# How many different ways can these roles be filled if exactly one of Dale and Margaret gets a part?

#### navi

##### New member
I have been trying every possible process for this question:

For this problem, assume 10 males audition, one of them being Dale, 7 females audition, one of them being Margaret, and 4 children audition. The casting director has 3 male roles available, 1 female role available, and 2 child roles available.
1) How many different ways can these roles be filled if exactly one of Dale and Margaret gets a part?
2) What is the probability (if the roles are filled at random) of both Dale and Margaret getting a part?

For number 1, I have tried these permutations and none have worked:

Dale but not Margaret, P(9,2)P(6,1)P(4,2) + Margaret but not Dale, P(9,3)(1)P(4,2)
Dale, P(9,2)P(7,1)P(4,2) + Margaret, P(10,3)P(1)P(4,2) - Both Dale and Margaret,P(9,2)(1)P(4,2)
I also tried both by multiplying P(3,1) to denote the 3 roles Dale could get, but that did not work either.

#### tkhunny

##### Well-known member
MHB Math Helper
I have been trying every possible process for this question:

For this problem, assume 10 males audition, one of them being Dale, 7 females audition, one of them being Margaret, and 4 children audition.
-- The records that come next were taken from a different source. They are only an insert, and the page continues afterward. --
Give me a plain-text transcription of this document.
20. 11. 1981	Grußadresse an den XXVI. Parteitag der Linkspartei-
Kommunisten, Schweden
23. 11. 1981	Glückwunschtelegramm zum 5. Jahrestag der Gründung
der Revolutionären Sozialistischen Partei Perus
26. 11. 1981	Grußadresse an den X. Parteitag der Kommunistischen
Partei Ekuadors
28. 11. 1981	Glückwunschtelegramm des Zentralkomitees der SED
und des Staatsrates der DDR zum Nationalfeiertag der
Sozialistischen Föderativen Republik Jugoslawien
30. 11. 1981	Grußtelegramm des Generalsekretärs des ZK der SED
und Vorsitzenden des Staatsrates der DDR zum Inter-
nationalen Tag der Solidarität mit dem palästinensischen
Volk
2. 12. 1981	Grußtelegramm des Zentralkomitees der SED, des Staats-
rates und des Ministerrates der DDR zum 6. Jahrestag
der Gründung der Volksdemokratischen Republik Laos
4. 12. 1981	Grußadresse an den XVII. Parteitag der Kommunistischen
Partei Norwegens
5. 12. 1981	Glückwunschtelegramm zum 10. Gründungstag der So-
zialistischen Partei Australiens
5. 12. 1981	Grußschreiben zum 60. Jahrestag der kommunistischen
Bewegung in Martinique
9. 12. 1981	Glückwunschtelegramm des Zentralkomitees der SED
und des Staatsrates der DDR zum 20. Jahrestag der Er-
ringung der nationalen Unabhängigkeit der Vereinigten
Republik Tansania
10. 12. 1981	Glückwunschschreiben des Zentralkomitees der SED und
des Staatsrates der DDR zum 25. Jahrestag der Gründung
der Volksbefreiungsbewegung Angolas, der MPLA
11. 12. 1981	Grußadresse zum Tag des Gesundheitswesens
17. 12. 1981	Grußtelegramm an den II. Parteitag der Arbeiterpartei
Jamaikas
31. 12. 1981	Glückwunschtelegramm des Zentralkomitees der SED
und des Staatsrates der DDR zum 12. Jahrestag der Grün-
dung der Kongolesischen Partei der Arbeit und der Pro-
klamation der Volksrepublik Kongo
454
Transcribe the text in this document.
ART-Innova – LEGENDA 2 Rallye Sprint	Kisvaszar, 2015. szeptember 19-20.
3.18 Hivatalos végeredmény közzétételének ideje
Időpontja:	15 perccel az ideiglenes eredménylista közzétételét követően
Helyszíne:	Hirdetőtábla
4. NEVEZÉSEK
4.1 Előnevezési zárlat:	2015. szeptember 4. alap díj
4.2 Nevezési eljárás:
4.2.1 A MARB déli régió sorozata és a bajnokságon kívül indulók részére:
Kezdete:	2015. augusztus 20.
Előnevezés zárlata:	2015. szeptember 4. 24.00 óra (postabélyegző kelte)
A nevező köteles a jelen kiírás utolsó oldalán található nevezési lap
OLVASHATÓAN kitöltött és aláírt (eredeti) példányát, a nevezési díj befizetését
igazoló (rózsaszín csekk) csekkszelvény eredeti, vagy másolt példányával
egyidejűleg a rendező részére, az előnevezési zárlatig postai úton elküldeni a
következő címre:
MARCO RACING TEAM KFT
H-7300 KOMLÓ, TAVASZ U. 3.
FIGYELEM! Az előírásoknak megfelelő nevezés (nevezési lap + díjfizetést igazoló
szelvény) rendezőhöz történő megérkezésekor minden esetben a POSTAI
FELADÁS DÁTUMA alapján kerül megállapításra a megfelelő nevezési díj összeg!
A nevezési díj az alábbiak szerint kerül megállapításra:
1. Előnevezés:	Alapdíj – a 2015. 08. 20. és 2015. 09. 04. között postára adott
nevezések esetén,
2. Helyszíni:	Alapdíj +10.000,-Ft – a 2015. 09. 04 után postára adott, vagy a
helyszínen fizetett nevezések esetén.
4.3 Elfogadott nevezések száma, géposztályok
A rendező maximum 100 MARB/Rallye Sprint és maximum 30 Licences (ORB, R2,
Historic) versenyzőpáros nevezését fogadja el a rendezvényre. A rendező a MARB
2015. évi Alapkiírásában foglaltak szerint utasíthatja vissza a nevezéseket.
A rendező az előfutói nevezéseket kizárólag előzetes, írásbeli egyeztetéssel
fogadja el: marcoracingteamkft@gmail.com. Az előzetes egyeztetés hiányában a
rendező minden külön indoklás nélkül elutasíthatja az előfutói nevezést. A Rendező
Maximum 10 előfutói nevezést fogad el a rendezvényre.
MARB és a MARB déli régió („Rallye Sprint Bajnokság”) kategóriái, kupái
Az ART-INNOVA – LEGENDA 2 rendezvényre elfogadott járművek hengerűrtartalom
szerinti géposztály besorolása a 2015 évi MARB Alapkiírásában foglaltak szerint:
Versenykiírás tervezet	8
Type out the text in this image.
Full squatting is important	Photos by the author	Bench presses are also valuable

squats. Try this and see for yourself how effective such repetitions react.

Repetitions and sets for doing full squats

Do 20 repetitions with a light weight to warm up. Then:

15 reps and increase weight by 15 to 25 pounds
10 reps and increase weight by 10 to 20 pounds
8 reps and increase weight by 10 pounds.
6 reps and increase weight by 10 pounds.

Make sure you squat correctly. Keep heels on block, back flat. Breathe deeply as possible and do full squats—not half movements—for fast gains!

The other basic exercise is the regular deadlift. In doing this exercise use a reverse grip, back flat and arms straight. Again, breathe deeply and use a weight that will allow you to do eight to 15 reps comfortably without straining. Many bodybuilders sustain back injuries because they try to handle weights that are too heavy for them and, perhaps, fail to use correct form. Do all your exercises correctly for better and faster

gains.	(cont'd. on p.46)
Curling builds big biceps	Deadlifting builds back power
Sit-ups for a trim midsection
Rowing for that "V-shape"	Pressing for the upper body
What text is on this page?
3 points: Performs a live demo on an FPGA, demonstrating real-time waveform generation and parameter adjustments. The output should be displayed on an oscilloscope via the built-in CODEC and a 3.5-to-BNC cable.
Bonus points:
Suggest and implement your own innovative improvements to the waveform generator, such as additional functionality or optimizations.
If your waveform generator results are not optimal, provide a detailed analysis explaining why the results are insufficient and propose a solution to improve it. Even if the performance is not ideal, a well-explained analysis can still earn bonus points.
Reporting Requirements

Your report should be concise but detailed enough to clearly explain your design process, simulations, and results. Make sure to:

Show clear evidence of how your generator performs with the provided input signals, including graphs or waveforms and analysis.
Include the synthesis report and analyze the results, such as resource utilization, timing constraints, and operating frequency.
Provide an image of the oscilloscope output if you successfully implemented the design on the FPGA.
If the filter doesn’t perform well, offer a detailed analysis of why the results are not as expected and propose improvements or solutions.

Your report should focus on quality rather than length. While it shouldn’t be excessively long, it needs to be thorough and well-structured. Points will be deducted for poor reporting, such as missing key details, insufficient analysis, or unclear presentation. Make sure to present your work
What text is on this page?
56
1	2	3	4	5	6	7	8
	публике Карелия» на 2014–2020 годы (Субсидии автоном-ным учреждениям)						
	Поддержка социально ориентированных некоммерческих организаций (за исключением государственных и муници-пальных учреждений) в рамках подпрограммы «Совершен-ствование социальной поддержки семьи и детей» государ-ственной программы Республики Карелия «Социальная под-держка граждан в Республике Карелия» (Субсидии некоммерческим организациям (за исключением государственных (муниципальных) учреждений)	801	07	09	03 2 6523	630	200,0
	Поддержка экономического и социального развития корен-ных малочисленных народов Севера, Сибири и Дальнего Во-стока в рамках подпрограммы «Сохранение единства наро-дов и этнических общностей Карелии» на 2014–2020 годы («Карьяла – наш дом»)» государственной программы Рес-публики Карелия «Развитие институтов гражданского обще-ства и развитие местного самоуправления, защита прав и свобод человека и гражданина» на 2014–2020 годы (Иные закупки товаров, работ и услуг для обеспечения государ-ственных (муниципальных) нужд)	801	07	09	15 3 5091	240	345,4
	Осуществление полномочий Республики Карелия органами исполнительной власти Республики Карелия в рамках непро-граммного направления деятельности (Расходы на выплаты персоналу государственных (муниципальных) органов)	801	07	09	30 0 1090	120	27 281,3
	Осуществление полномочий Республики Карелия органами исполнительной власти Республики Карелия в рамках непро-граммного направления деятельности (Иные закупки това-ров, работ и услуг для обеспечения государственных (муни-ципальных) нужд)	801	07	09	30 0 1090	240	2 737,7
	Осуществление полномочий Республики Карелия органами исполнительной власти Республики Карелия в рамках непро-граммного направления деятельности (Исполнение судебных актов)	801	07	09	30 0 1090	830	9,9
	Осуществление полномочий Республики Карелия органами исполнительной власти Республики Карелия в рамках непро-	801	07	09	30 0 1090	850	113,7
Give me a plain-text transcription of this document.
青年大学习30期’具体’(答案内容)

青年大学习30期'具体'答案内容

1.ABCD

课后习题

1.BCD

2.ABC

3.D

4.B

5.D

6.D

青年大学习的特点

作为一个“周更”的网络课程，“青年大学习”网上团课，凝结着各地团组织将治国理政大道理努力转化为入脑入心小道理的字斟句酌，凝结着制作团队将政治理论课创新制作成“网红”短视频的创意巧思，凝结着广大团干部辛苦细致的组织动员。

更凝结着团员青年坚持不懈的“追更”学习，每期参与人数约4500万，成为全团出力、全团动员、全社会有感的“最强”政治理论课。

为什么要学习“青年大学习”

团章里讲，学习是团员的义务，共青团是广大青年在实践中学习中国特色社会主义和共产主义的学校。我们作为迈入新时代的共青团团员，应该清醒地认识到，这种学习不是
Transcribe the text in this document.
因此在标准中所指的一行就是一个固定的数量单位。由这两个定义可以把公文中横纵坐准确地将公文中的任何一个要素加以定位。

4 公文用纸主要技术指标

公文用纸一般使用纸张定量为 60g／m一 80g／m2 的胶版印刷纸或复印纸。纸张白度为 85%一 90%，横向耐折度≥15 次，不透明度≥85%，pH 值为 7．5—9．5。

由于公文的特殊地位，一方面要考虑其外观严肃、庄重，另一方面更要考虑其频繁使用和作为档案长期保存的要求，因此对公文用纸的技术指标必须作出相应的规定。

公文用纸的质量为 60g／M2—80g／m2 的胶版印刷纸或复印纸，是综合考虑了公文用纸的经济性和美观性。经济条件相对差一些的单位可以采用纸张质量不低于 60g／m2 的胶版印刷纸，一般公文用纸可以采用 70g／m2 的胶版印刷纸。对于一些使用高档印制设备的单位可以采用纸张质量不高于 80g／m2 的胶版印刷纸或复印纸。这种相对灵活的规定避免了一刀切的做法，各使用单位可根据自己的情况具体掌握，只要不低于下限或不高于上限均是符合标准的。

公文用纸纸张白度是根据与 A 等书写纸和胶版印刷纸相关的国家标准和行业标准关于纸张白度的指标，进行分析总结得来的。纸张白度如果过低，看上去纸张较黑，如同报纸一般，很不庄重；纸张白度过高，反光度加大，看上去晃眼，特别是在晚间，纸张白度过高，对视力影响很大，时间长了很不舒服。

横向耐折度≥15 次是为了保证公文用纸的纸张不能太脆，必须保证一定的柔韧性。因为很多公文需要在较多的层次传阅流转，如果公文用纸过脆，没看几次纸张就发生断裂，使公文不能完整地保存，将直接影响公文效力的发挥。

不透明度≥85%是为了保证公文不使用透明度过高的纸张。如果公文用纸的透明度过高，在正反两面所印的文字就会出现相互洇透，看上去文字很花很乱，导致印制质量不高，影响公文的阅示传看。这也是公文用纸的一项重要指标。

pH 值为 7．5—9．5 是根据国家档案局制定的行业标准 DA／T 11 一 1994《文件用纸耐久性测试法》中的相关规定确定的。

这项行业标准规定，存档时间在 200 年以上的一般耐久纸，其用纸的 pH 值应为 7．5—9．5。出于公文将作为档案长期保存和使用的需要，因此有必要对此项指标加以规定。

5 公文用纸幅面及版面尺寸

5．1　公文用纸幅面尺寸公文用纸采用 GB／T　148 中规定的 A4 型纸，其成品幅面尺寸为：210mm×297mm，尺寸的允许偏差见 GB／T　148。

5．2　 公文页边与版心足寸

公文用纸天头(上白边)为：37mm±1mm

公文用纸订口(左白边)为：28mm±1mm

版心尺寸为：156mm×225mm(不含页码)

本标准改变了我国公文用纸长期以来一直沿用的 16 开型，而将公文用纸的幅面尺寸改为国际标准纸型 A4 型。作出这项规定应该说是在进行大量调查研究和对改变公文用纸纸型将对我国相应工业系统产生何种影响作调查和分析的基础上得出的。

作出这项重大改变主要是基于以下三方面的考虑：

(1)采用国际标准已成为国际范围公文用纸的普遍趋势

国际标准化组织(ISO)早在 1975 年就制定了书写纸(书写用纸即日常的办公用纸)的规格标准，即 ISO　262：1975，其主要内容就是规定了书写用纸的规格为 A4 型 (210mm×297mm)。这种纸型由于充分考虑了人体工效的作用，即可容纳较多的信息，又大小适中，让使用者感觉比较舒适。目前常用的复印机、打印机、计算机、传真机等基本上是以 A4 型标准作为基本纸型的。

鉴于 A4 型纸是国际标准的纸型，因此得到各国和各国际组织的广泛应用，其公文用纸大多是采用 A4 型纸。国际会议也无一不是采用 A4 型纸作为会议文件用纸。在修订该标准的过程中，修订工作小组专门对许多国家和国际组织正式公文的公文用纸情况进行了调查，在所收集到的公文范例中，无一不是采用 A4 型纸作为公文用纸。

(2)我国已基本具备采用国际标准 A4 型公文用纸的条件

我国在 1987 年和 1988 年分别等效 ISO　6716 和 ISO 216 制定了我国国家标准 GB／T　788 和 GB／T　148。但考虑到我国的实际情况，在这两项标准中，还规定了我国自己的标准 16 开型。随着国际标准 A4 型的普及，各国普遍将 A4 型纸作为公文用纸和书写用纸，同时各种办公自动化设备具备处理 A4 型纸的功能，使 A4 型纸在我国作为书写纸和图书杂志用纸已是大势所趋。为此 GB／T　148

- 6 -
The casting director has 3 male roles available, 1 female role available, and 2 child roles available.
1) How many different ways can these roles be filled if exactly one of Dale and Margaret gets a part?
2) What is the probability (if the roles are filled at random) of both Dale and Margaret getting a part?

For number 1, I have tried these permutations and none have worked:

Dale but not Margaret, P(9,2)P(6,1)P(4,2) + Margaret but not Dale, P(9,3)(1)P(4,2)
Dale, P(9,2)P(7,1)P(4,2) + Margaret, P(10,3)P(1)P(4,2) - Both Dale and Margaret,P(9,2)(1)P(4,2)
I also tried both by multiplying P(3,1) to denote the 3 roles Dale could get, but that did not work either.
One thing you might consider, which will give you more practice and greater confidence in your results, is to establish the ENTIRE distribution of possibilities. I'll give you one for free!

All Possibilities: (10 * 9 * 8) * (7) * (4 * 3) = 60,480
Neither: (9 * 8 * 7) * (6) * (4 * 3) = 36,288
Both: 3*(1 * 9 * 8) * (1) * (4 * 3) = 2,592
Margaret Only: (9 * 8 * 7) * (1) * (4 * 3) = 6,048
Dale Only: 3*(1 * 9 * 8) * (6) * (4 * 3) = 15,552
Check: 15,552 + 6,048 + 2,592 + 36,288 = 60,480. We probably missed nothing! Also, having specified the ENTIRE distribution, it may become almost trivial to answer any subsequent question.

P.S. You could simplify your life a little on this problem be realizing the children's roles have nothing to do with the probabilities and almost nothing to do with the counts. By "almost nothing", I mean that each of the results created by ignoring the children's roles is simply multiplied by 12 to accommodate this additional consideration.